Wprowadzenie kryterium stażowego uprawniającego do przejścia na emeryturę bez względu na wiek - to reforma, o którą od kilku lat postulują związkowcy. O to, czy Ministerstwo Rodziny i Polityki Społecznej przewiduje wprowadzenie takiego rozwiązania zapytał poseł Prawa i Sprawiedliwości. Jest odpowiedź resortu.
Interpelację w sprawie tak zwanej emerytury stażowej skierował Sławomir Skwarek z PiS. Jak wskazał, wnioski dotyczące wdrożenia tego rozwiązania były zgłaszane podczas prac nad przywróceniem wieku emerytalnego 60 lat dla kobiet i 65 lat dla mężczyzn. Reforma weszła w życie 1 października 2017 roku.
"Podczas prac parlamentarnych nad projektem tej ustawy były zgłaszane też wnioski, aby oprócz obniżenia wieku emerytalnego wprowadzić również regulacje uzależniające prawo do emerytury tylko od udowodnienia odpowiednio długiego stażu pracy (np. 35 lat – w przypadku kobiet i 40 lat – w przypadku mężczyzn). Dotychczas nie zdecydowano się jednak na wprowadzenie kryterium stażowego uprawniającego do przejścia na emeryturę bez względu na wiek" - czytamy.
Dlatego poseł PiS zapytał minister rodziny i polityki społecznej Marlenę Maląg m.in. o to, czy ministerstwo przewiduje wprowadzenie tzw. emerytury stażowej bez względu na wiek.
Ministerstwo o emeryturach stażowych
Odpowiedzi na interpelację udzielił wiceminister rodziny i polityki społecznej Stanisław Szwed.
"Dotychczas nie zdecydowano się na wprowadzenie kryterium stażowego uprawniającego do przejścia na emeryturę bez względu na wiek głównie dlatego, że sposób obliczania emerytury zachęca ubezpieczonych do jak najdłuższej aktywności zawodowej i opóźniania decyzji przejścia na emeryturę, co w sposób istotny przekłada się na wysokość świadczenia" - wskazał Szwed.

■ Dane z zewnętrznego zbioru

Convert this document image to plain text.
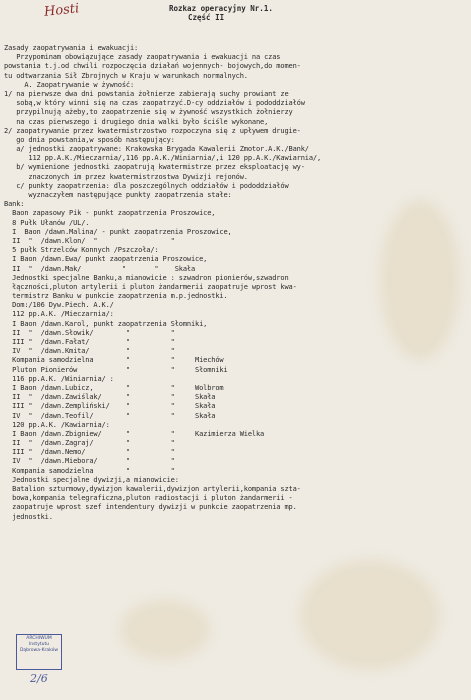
Hosti	Rozkaz operacyjny Nr.1.
Część II
Zasady zaopatrywania i ewakuacji:
Przypominam obowiązujące zasady zaopatrywania i ewakuacji na czas
powstania t.j.od chwili rozpoczęcia działań wojennych- bojowych,do momen-
tu odtwarzania Sił Zbrojnych w Kraju w warunkach normalnych.
A. Zaopatrywanie w żywność:
1/ na pierwsze dwa dni powstania żołnierze zabierają suchy prowiant ze
sobą,w który winni się na czas zaopatrzyć.D-cy oddziałów i pododdziałów
przypilnują ażeby,to zaopatrzenie się w żywność wszystkich żołnierzy
na czas pierwszego i drugiego dnia walki było ściśle wykonane,
2/ zaopatrywanie przez kwatermistrzostwo rozpoczyna się z upływem drugie-
go dnia powstania,w sposób następujący:
a/ jednostki zaopatrywane: Krakowska Brygada Kawalerii Zmotor.A.K./Bank/
112 pp.A.K./Mieczarnia/,116 pp.A.K./Winiarnia/,i 120 pp.A.K./Kawiarnia/,
b/ wymienione jednostki zaopatrują kwatermistrze przez eksploatację wy-
znaczonych im przez kwatermistrzostwa Dywizji rejonów.
c/ punkty zaopatrzenia: dla poszczególnych oddziałów i pododdziałów
wyznaczyłem następujące punkty zaopatrzenia stałe:
Bank:
Baon zapasowy Pik - punkt zaopatrzenia Proszowice,
8 Pułk Ułanów /UL/.
I  Baon /dawn.Malina/ - punkt zaopatrzenia Proszowice,
II  "  /dawn.Klon/  "                  "
5 pułk Strzelców Konnych /Pszczoła/:
I Baon /dawn.Ewa/ punkt zaopatrzenia Proszowice,
II  "  /dawn.Mak/          "       "    Skała
Jednostki specjalne Banku,a mianowicie : szwadron pionierów,szwadron
łączności,pluton artylerii i pluton żandarmerii zaopatruje wprost kwa-
termistrz Banku w punkcie zaopatrzenia m.p.jednostki.
Dom:/106 Dyw.Piech. A.K./
112 pp.A.K. /Mieczarnia/:
I Baon /dawn.Karol, punkt zaopatrzenia Słomniki,
II  "  /dawn.Słowik/        "          "
III "  /dawn.Fałat/         "          "
IV  "  /dawn.Kmita/         "          "
Kompania samodzielna        "          "     Miechów
Pluton Pionierów            "          "     Słomniki
116 pp.A.K. /Winiarnia/ :
I Baon /dawn.Lubicz,        "          "     Wolbrom
II  "  /dawn.Zawiślak/      "          "     Skała
III "  /dawn.Zempliński/    "          "     Skała
IV  "  /dawn.Teofil/        "          "     Skała
120 pp.A.K. /Kawiarnia/:
I Baon /dawn.Zbigniew/      "          "     Kazimierza Wielka
II  "  /dawn.Zagraj/        "          "
III "  /dawn.Nemo/          "          "
IV  "  /dawn.Miebora/       "          "
Kompania samodzielna        "          "
Jednostki specjalne dywizji,a mianowicie:
Batalion szturmowy,dywizjon kawalerii,dywizjon artylerii,kompania szta-
bowa,kompania telegraficzna,pluton radiostacji i pluton żandarmerii -
zaopatruje wprost szef intendentury dywizji w punkcie zaopatrzenia mp.
jednostki.
ARCHIWUM
Instytutu
Dąbrowa-Kraków
2/6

"Nie ulega jednak wątpliwości, że istnieje potrzeba dyskusji nad poszukiwaniem rozwiązań nakierowanych na optymalizację systemu emerytalnego, w tym także jego uelastyczniania, które byłoby zgodne zarówno z troską o jego finansową stabilność, jak i z zapatrywaniami społecznymi w tym zakresie" - dodał przedstawiciel MRiPS.
Aspekt finansowy
Jednocześnie zwrócił uwagę na aspekt finansowy wprowadzenia tzw. emerytur stażowych. "Ze względu na fakt, że każda zmiana w systemie emerytalnym niesie za sobą poważne konsekwencje finansowe i dotyczy milionów osób, wszelkie nowe rozwiązania w tej mierze muszą być dokładnie przeanalizowane przed ich wprowadzeniem w życie" - podkreślił Stanisław Szwed.
Jak zaznaczył, "obecna sytuacja gospodarcza, spowodowana pandemią COVID-19 ograniczyła możliwości wprowadzania nowych rozwiązań, szczególnie tych zwiększających wydatki budżetu państwa". "Dlatego też kwestia emerytur stażowych wymaga bardzo dokładnych analiz skutków (przede wszystkim finansowych), jakie by taka zmiana spowodowała" - ocenił.
Apel związkowców
Ogólnopolskie Porozumienie Związków Zawodowych postuluje o wpisanie tak zwanych emerytur stażowych do nowego programu rządu tzw. nowego polskiego ładu, do punktu "Złota jesień życia". Związkowcy poinformowali również we wtorek o ogólnopolskiej akcji kierowania wniosków do parlamentarzystów o wprowadzenie takich świadczeń.
Wprowadzenie tak zwanych emerytur stażowych zakładała podpisana w maju ubiegłego roku przez prezydenta Andrzeja Dudę nowa umowa programowa z NSZZ "Solidarność". Ta deklaracja znalazła się także w poprzedniej wersji umowy, którą zawarto podczas pierwszej kampanii prezydenckiej Dudy w 2015 roku. Do tej pory jednak zmian nie wprowadzono.
O obietnicy przypominają regularnie prezydentowi związkowcy. Niedawno specjalną petycję do Andrzeja Dudy wysłało OPZZ. "Panie Prezydencie, pracownice i pracownicy nie mogą dłużej czekać na wprowadzenie rozwiązania, które wielokrotnie publiczne deklarował Pan wprowadzić" – czytamy w liście związkowców.
Znacznie bliżej realizacji jest inna reforma emerytalna. W czerwcu ma bowiem wejść w życie ustawa o przekształceniu otwartych funduszy emerytalnych (OFE). Projekt jest przed drugim czytaniem w Sejmie.